Using the extended Scar-in-a-Jar in vitro fibrogenesis paradigm, the effects of LPA and LPA1 antagonism on ECM-neoepitope biomarkers were directly evaluated. The Scar-in-a-Jar investigations assessed biomarkers of collagen production (PRO-C1, PRO-C3, and PRO-C6), α-SMA, and FBN-C. However, because collagen-degrading proteases were absent from the system, it was not possible to investigate biomarkers of ECM breakdown. In the culture supernatant, LPA raised the levels of -SMA, FBN-C, PRO-C1, PRO-C3, and PRO-C6 in comparison to no stimulation (Figure 5). Compared to TGF-β1, LPA caused reduced levels of α-SMA, PRO-C1, and PRO-C3 (all days), and greater levels of FBN-C (Days 8 and 12) and PRO-C6 (all days). The Kruskal-Wallis test, in conjunction with the P value false discovery rate correction, indicated significant differences in the means for each biomarker, stimulation, and timepoint trio in 27 out of 30 combinations.

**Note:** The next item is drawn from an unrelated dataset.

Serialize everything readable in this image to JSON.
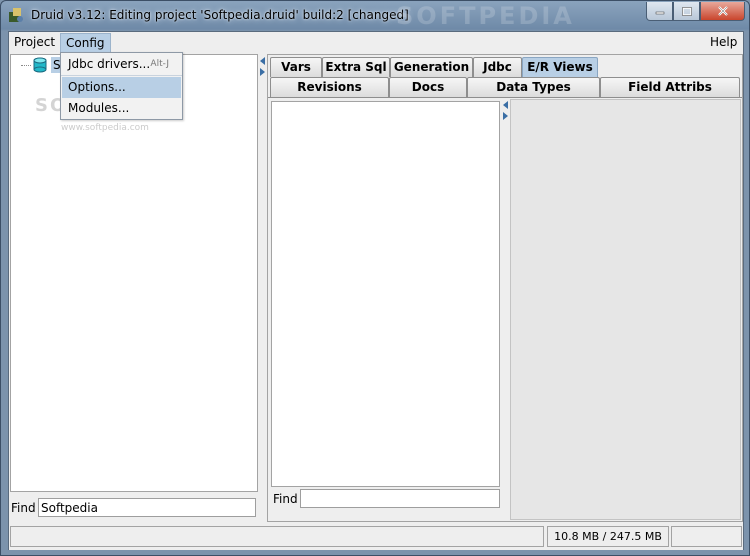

Figure 5: Effects of BMS-986020 on LPA- or TGF-β1–stimulated fibrogenesis in the Scar-in-a-Jar in vitro model. Shown are ECM-neoepitope biomarkers over time for untreated, vehicle-, and BMS-986020–treated fibroblasts.

On Day 12, the LPA-stimulated (P < 0.01) and unstimulated (P < 0.05) cells showed BMS-986020–mediated reductions in metabolic activity as assessed by alamarBlue; however, these effects were at higher doses and were less pronounced than the effects on biomarker production. The BMS-986020-treated unstimulated cells also showed noticeably slower increases in ECM-neoepitope biomarker levels over time. Other tests revealed that BMS-986020 was non-cytotoxic, with no effect on LDH release at up to 10 μM.

The information presented here extends the reach of pharmaceutical LPA1 antagonistic effects to collagen turnover in IPF patients, hence supporting their antifibrotic properties. Moreover, better results for FVC and QLF are linked to the reductions in C3M and C6M levels brought on by BMS-986020, respectively.